避難先に移ると、自治体からの支援通知、保険会社の書類、年金や税の案内、勤務先の郵便が旧住所に届き続けることがあります。郵便の転送は大切ですが、転居届を出せば行政や銀行の登録住所まで変わるわけではありません。郵便の手配と各機関への住所連絡を分けて進めましょう。
まず転居届を提出する
日本郵便の転居・転送サービスは、郵便局窓口、ポスト投函、インターネットのe転居などで申し込めます。届出日から1年間、旧住所宛ての郵便物等が新住所へ無料転送されます。転送開始希望日ではなく届出日から期間が数えられる点に注意し、避難先が決まったら早めに申し込みます。
登録には3~7営業日かかる
日本郵便の案内では、転居届を提出してから登録まで3~7営業日を要します。登録前に届く郵便は、旧住所の郵便受け、避難所の管理者、家主などに確認します。重要書類が届く予定のときは、差出人にも避難先を連絡し、郵送以外の連絡方法や再発行を相談します。
避難所・親族宅へ移ったときの注意
一時的な避難所から仮住まい、さらに別の住宅へ移る場合は、転送先を更新します。避難所の住所を自宅住所として登録できるかは施設の運用によるため、避難所の窓口と郵便局に確認してください。家族の一部だけが移動した場合は、転居届の対象者と旧住所に残る人を正確に記載します。
郵便転送では変わらない登録
転居届は、自治体の住民票、マイナンバーカード、銀行口座、クレジットカード、保険、携帯電話、勤務先、学校の住所を変更しません。支援金や保険金の通知を確実に受けるため、各機関へ「現在の連絡先」「郵便の送付先」「いつまで避難しているか」を個別に伝えます。印鑑や本人確認書類を失った場合は証明書・身分証の再取得も並行して進めます。
1年後の更新と重要郵便の管理
転送期間は自動更新されません。避難が長引くときは、期限前に再度転居届を提出し、差出人にも住所を知らせます。
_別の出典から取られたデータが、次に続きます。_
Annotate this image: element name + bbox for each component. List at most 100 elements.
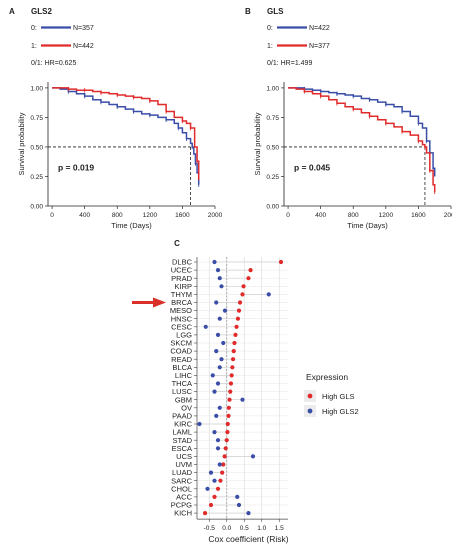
x-tick-label: 400 <box>79 212 90 219</box>
legend-code: 1: <box>267 43 273 50</box>
high-gls2-point <box>215 381 221 386</box>
legend-label: High GLS2 <box>322 407 359 416</box>
cancer-type-label: READ <box>171 355 192 364</box>
panel-letter: C <box>174 239 180 248</box>
y-tick-label: 0.50 <box>266 144 279 151</box>
high-gls-point <box>218 478 223 483</box>
high-gls2-point <box>197 421 202 427</box>
high-gls-point <box>237 300 243 305</box>
high-gls-point <box>224 438 229 443</box>
high-gls2-point <box>215 332 221 337</box>
highlight-arrow-head <box>153 297 166 308</box>
y-tick-label: 0.25 <box>30 174 43 181</box>
high-gls2-point <box>219 284 224 289</box>
x-tick-label: 0.5 <box>240 525 249 532</box>
high-gls2-point <box>212 389 217 394</box>
high-gls2-point <box>212 259 217 265</box>
cancer-type-label: BRCA <box>171 298 192 307</box>
high-gls2-point <box>212 430 217 435</box>
high-gls2-point <box>208 470 214 475</box>
high-gls2-point <box>210 373 215 378</box>
legend-count: N=442 <box>73 43 94 50</box>
x-tick-label: 1600 <box>175 212 190 219</box>
cancer-type-label: BLCA <box>172 363 192 372</box>
high-gls-point <box>240 292 245 297</box>
cancer-type-label: DLBC <box>172 258 193 267</box>
cancer-type-label: SARC <box>171 476 192 485</box>
legend-label: High GLS <box>322 392 355 401</box>
panel-letter: A <box>9 7 15 16</box>
high-gls-point <box>248 268 253 273</box>
panel-letter: B <box>245 7 251 16</box>
legend-count: N=422 <box>309 25 330 32</box>
high-gls-point <box>202 510 208 516</box>
cancer-type-label: STAD <box>173 436 193 445</box>
p-value: p = 0.019 <box>58 163 94 173</box>
cancer-type-label: GBM <box>175 395 192 404</box>
cancer-type-label: LUAD <box>172 468 193 477</box>
high-gls-point <box>212 494 217 499</box>
cancer-type-label: UCEC <box>171 266 193 275</box>
high-gls-point <box>227 397 232 402</box>
high-gls2-point <box>246 510 251 516</box>
high-gls2-point <box>235 494 240 499</box>
high-gls-point <box>222 454 227 459</box>
x-tick-label: 2000 <box>444 212 452 219</box>
cox-panel: C DLBCUCECPRADKIRPTHYMBRCAMESOHNSCCESCLGG… <box>132 239 359 544</box>
high-gls2-point <box>250 454 256 459</box>
cancer-type-label: LGG <box>176 331 192 340</box>
y-tick-label: 0.75 <box>266 115 279 122</box>
y-tick-label: 0.00 <box>30 204 43 211</box>
cancer-type-label: KICH <box>174 509 192 518</box>
high-gls-point <box>225 430 230 435</box>
high-gls-point <box>225 421 230 427</box>
cancer-type-label: PAAD <box>172 412 192 421</box>
y-tick-label: 0.75 <box>30 115 43 122</box>
km-panel-a: A GLS2 0: N=357 1: N=442 0/1: HR=0.625 0.00 0.25… <box>9 7 223 230</box>
cancer-type-label: COAD <box>170 347 192 356</box>
high-gls-point <box>229 373 234 378</box>
high-gls-point <box>228 389 233 394</box>
cancer-type-label: MESO <box>170 306 192 315</box>
high-gls2-point <box>221 340 226 346</box>
legend-count: N=377 <box>309 43 330 50</box>
high-gls-point <box>223 446 228 451</box>
km-panel-b: B GLS 0: N=422 1: N=377 0/1: HR=1.499 0.00 0.25 0… <box>245 7 452 230</box>
cancer-type-label: PCPG <box>171 501 192 510</box>
high-gls2-point <box>217 405 222 410</box>
legend-code: 0: <box>267 25 273 32</box>
x-tick-label: 1200 <box>379 212 394 219</box>
high-gls-point <box>232 340 237 346</box>
cancer-type-label: SKCM <box>170 339 192 348</box>
high-gls2-point <box>215 446 221 451</box>
cancer-type-label: LAML <box>172 428 192 437</box>
high-gls2-point <box>214 413 219 418</box>
cancer-type-label: UCS <box>176 452 192 461</box>
high-gls-point <box>221 462 226 467</box>
cancer-type-label: ACC <box>176 493 192 502</box>
cancer-type-label: THCA <box>172 379 192 388</box>
high-gls2-point <box>217 365 222 370</box>
cancer-type-label: OV <box>181 403 192 412</box>
legend-title: GLS2 <box>31 7 52 16</box>
high-gls2-point <box>240 397 245 402</box>
high-gls2-point <box>219 357 224 362</box>
y-axis-label: Survival probability <box>253 112 262 175</box>
x-tick-label: 800 <box>348 212 359 219</box>
high-gls-point <box>230 365 235 370</box>
high-gls2-point <box>217 462 222 467</box>
high-gls2-point <box>217 316 222 321</box>
x-tick-label: 1.0 <box>257 525 266 532</box>
legend-count: N=357 <box>73 25 94 32</box>
cancer-type-label: UVM <box>175 460 192 469</box>
high-gls2-point <box>215 438 221 443</box>
y-axis-label: Survival probability <box>17 112 26 175</box>
legend-code: 0: <box>31 25 37 32</box>
high-gls2-point <box>205 486 210 491</box>
survival-curve <box>288 87 436 192</box>
high-gls-point <box>231 349 236 354</box>
legend-title: GLS <box>267 7 284 16</box>
y-tick-label: 0.50 <box>30 144 43 151</box>
hazard-ratio: 0/1: HR=1.499 <box>267 60 312 67</box>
届いた封筒は開封日、差出人、提出期限をメモし、支援の申請書はスマートフォンで撮影して保管します。なりすましを防ぐため、転送先をSNSなど公開の場に書かないでください。
公式情報・相談先
※制度・窓口の情報は2026年8月1日時点です。令和8年熊本地震に対する個別の特例や受付期間は、市町村・県・関係機関の最新案内で変わることがあります。申請前に必ず公式サイトまたは窓口で確認してください。